Published Tuesday, August 02, 2016 with 0 comment

Back to School: Tips for a Stress-free Transition


Summer break’s over and it’s back-to-school time. While there’s excitement of a new start, there’s also also fear and stress. A lot of parents worry about handling the transition.

Children often have mixed emotions about school year starting, it is the the parents who set in the mood for the kids. If parents show enthusiasm about school starting, kids start the school on a very positive note. If parents teach love and respect for learning, kids are keen to learn and school becomes this wonderful place where they get to learn different things, new things, exciting things and so on. If parents teach discipline, kids learn to behave themselves. So it is actually the attitude of parents that sets in the attitude for kids.

That said, parents need to be ready for school before children are. Here are a few tips to help parents get prepared for a great school year ahead.

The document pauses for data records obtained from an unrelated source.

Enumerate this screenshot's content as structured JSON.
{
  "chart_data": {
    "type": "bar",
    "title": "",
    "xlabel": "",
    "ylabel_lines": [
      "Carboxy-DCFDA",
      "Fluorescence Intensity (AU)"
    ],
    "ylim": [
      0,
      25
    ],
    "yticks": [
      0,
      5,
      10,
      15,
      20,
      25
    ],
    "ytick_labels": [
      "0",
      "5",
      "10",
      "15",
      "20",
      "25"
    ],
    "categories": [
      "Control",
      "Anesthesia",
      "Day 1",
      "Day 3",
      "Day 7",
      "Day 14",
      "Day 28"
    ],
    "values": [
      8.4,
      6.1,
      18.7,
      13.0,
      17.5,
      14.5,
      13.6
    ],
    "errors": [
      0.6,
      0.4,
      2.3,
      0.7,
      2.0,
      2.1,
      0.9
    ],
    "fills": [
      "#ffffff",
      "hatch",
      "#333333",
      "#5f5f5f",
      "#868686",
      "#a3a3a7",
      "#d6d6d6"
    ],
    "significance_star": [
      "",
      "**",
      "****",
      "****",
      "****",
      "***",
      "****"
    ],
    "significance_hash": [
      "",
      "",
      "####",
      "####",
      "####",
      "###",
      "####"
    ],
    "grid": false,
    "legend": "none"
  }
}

One of the biggest concerns parents face is that the start of the school year means a whole lot of shopping, fee, sports enrollments and other associated financial commitments. These expenses can be quiet daunting for a month, but little savings throughout the year can help take the burden away. Create a school year account in which you save a minimal amount every month, which brings you to a healthy financial start to the school year.

Communication is vital. Communication between parents and school and communication amongst parents. Communication ensures parents are well informed, kids are up to date with their school work and good communication ensures parents are involved with the kids’ school and learning. This makes kids emotionally secure, confident and positive about learning.